La colère a ressurgi à Ferguson tard vendredi après que la police eut dévoilé l’identité du policier qui a abattu Michael Brown, 18 ans, en plus de rendre publics des documents alléguant que la victime avait volé une boîte de cigares dans un dépanneur et malmené un homme en quittant l’endroit peu de temps avant sa mort violente.

M. Nixon a par ailleurs précisé que le département américain de la Justice avait augmenté ses ressources dans l’enquête sur la fusillade.

Le capitaine de la police autoroutière du Missouri, Ron Johnson, qui est responsable de la sécurité à Ferguson, a déclaré que 40 agents du FBI avaient commencé à faire du porte-à-porte hier afin d’entrer en contact avec des personnes qui auraient été témoins de la fusillade ou auraient des renseignements à transmettre.

Le gouverneur Nixon et le capitaine Johnson ont parlé dans une église de Ferguson, là où ils ont été interrompus à plusieurs reprises par des personnes demandant justice et s’opposant au couvre-feu.

M. Johnson a assuré aux personnes présentes que la police allait communiquer avec les manifestants et leur donner amplement la chance de respecter le couvre-feu.

« Vous avez vu les gens assis dans la rue ? Ils ont eu la chance de se lever. Ça va continuer comme ça. »
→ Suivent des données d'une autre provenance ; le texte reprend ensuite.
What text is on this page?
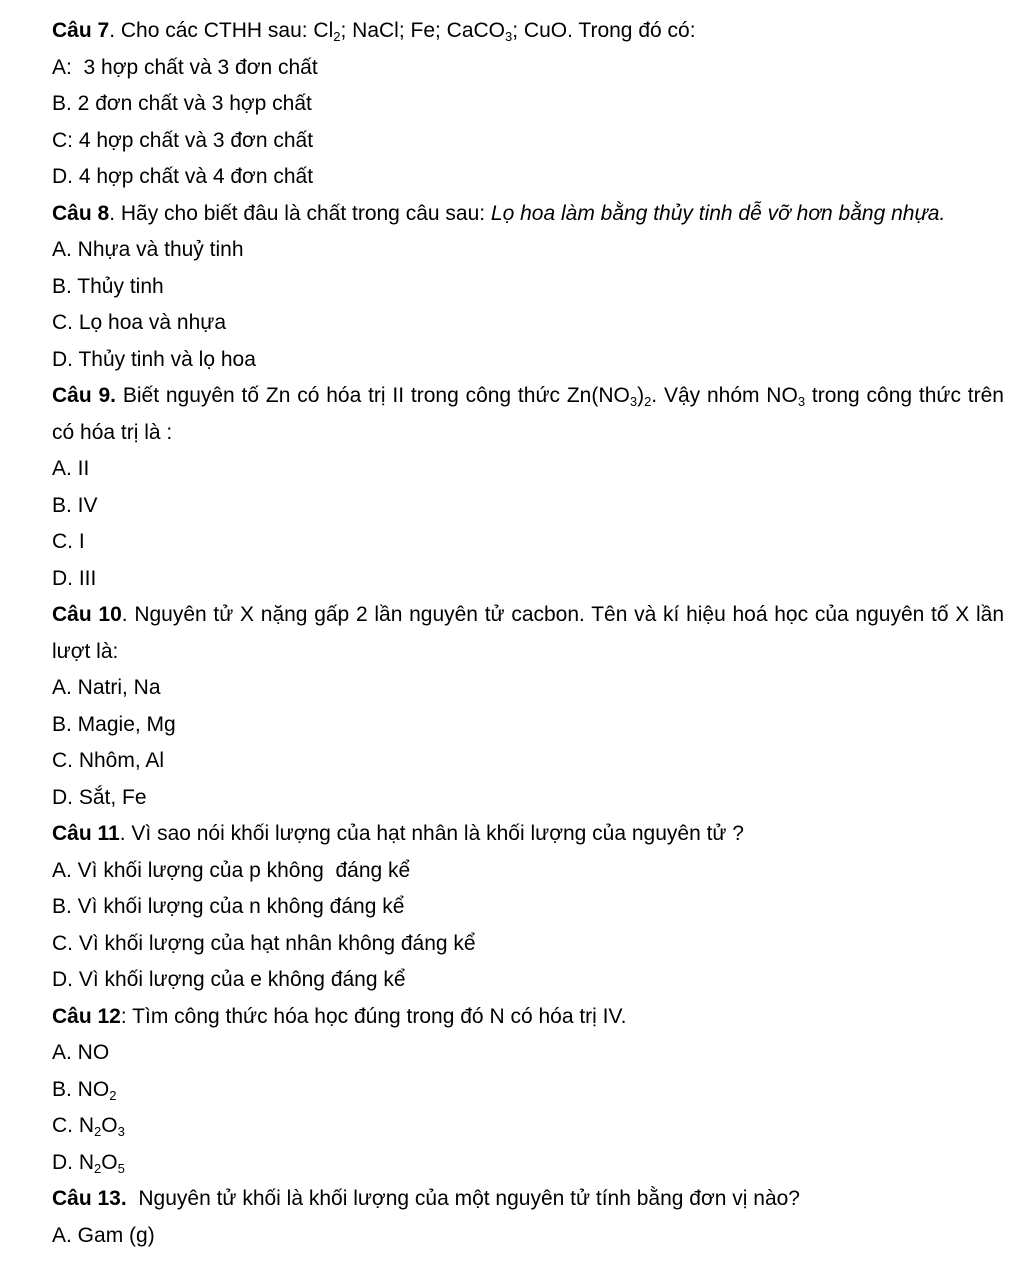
Câu 7. Cho các CTHH sau: Cl2; NaCl; Fe; CaCO3; CuO. Trong đó có:

A:  3 hợp chất và 3 đơn chất

B. 2 đơn chất và 3 hợp chất

C: 4 hợp chất và 3 đơn chất

D. 4 hợp chất và 4 đơn chất

Câu 8. Hãy cho biết đâu là chất trong câu sau: Lọ hoa làm bằng thủy tinh dễ vỡ hơn bằng nhựa.

A. Nhựa và thuỷ tinh

B. Thủy tinh

C. Lọ hoa và nhựa

D. Thủy tinh và lọ hoa

Câu 9. Biết nguyên tố Zn có hóa trị II trong công thức Zn(NO3)2. Vậy nhóm NO3 trong công thức trên có hóa trị là :

A. II

B. IV

C. I

D. III

Câu 10. Nguyên tử X nặng gấp 2 lần nguyên tử cacbon. Tên và kí hiệu hoá học của nguyên tố X lần lượt là:

A. Natri, Na

B. Magie, Mg

C. Nhôm, Al

D. Sắt, Fe

Câu 11. Vì sao nói khối lượng của hạt nhân là khối lượng của nguyên tử ?

A. Vì khối lượng của p không  đáng kể

B. Vì khối lượng của n không đáng kể

C. Vì khối lượng của hạt nhân không đáng kể

D. Vì khối lượng của e không đáng kể

Câu 12: Tìm công thức hóa học đúng trong đó N có hóa trị IV.

A. NO

B. NO2

C. N2O3

D. N2O5

Câu 13.  Nguyên tử khối là khối lượng của một nguyên tử tính bằng đơn vị nào?

A. Gam (g)
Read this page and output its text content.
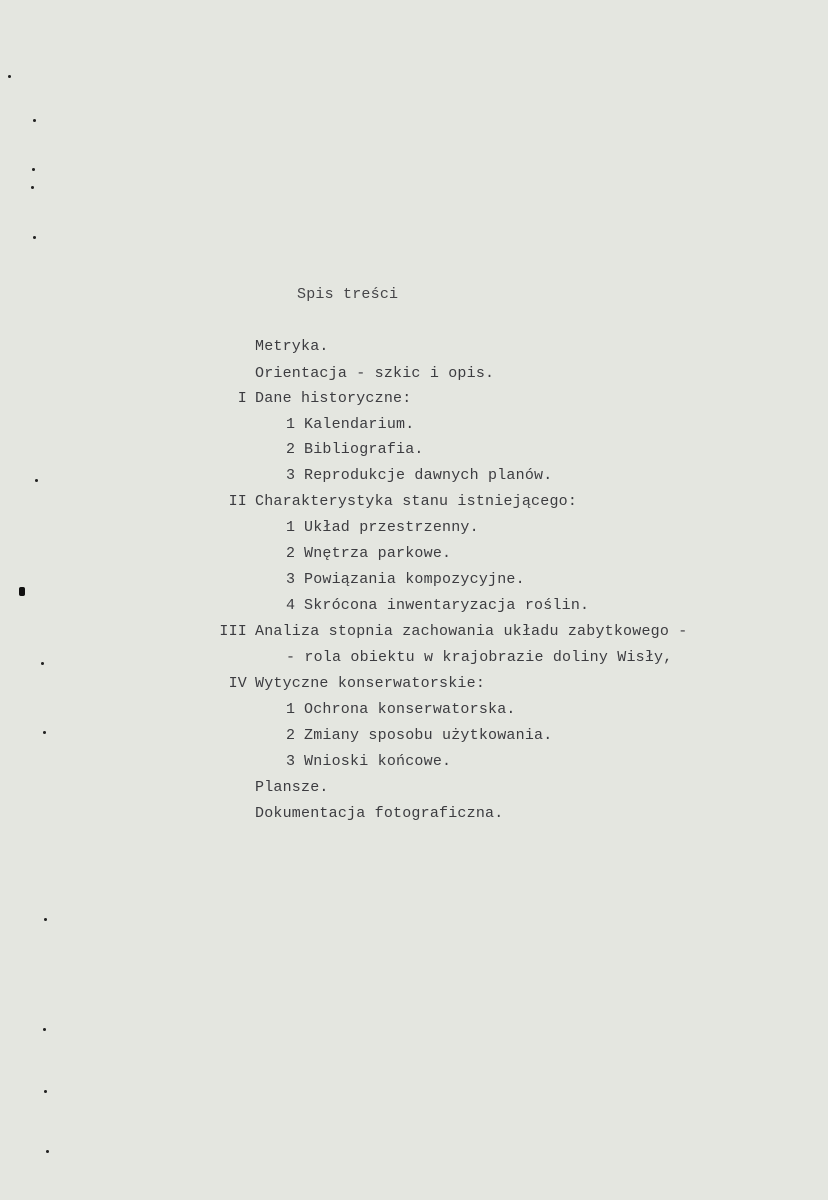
Spis treści
Metryka.
Orientacja - szkic i opis.
I Dane historyczne:
1 Kalendarium.
2 Bibliografia.
3 Reprodukcje dawnych planów.
II Charakterystyka stanu istniejącego:
1 Układ przestrzenny.
2 Wnętrza parkowe.
3 Powiązania kompozycyjne.
4 Skrócona inwentaryzacja roślin.
III Analiza stopnia zachowania układu zabytkowego -
- rola obiektu w krajobrazie doliny Wisły,
IV Wytyczne konserwatorskie:
1 Ochrona konserwatorska.
2 Zmiany sposobu użytkowania.
3 Wnioski końcowe.
Plansze.
Dokumentacja fotograficzna.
— Ron Johnson, le capitaine de la police autoroutière du Missouri

La mort de Michael Brown avait précédemment déclenché quatre jours d’affrontements avec des manifestants furieux. Les tensions se sont allégées jeudi après que le gouverneur Nixon eut confié l’affaire à la police autoroutière du Missouri. Disparus, les policiers en armure et les véhicules blindés ; ils étaient plutôt remplacés par le capitaine Johnson, qui a défilé avec la population. Mais la révolte a grondé de nouveau vendredi soir.

Les dirigeants locaux ont été critiqués plus tôt cette semaine pour leur utilisation de gaz lacrymogènes et de balles en caoutchouc contre les manifestants. M. Johnson a indiqué qu’une bombe lacrymogène avait été utilisée vendredi soir parce qu’un groupe de manifestants était devenu turbulent.

Le nom de l’agent qui aurait tué Michael Brown a été dévoilé. Il s’agit de Darren Wilson, 28 ans, qui compte six ans d’expérience. Aucune plainte n’avait été portée contre lui par le passé.

Le service policier de Ferguson a refusé de dire quoi que ce soit sur les déplacements de M. Wilson et les journalistes de l’Associated Press ont été incapables de le contacter à des numéros de téléphone ou des adresses à son nom dans la région de Saint Louis.

M. Wilson est en congé payé depuis la fusillade. Selon le procureur du comté de Saint Louis, il pourrait s’écouler des semaines avant que l’enquête ne se termine.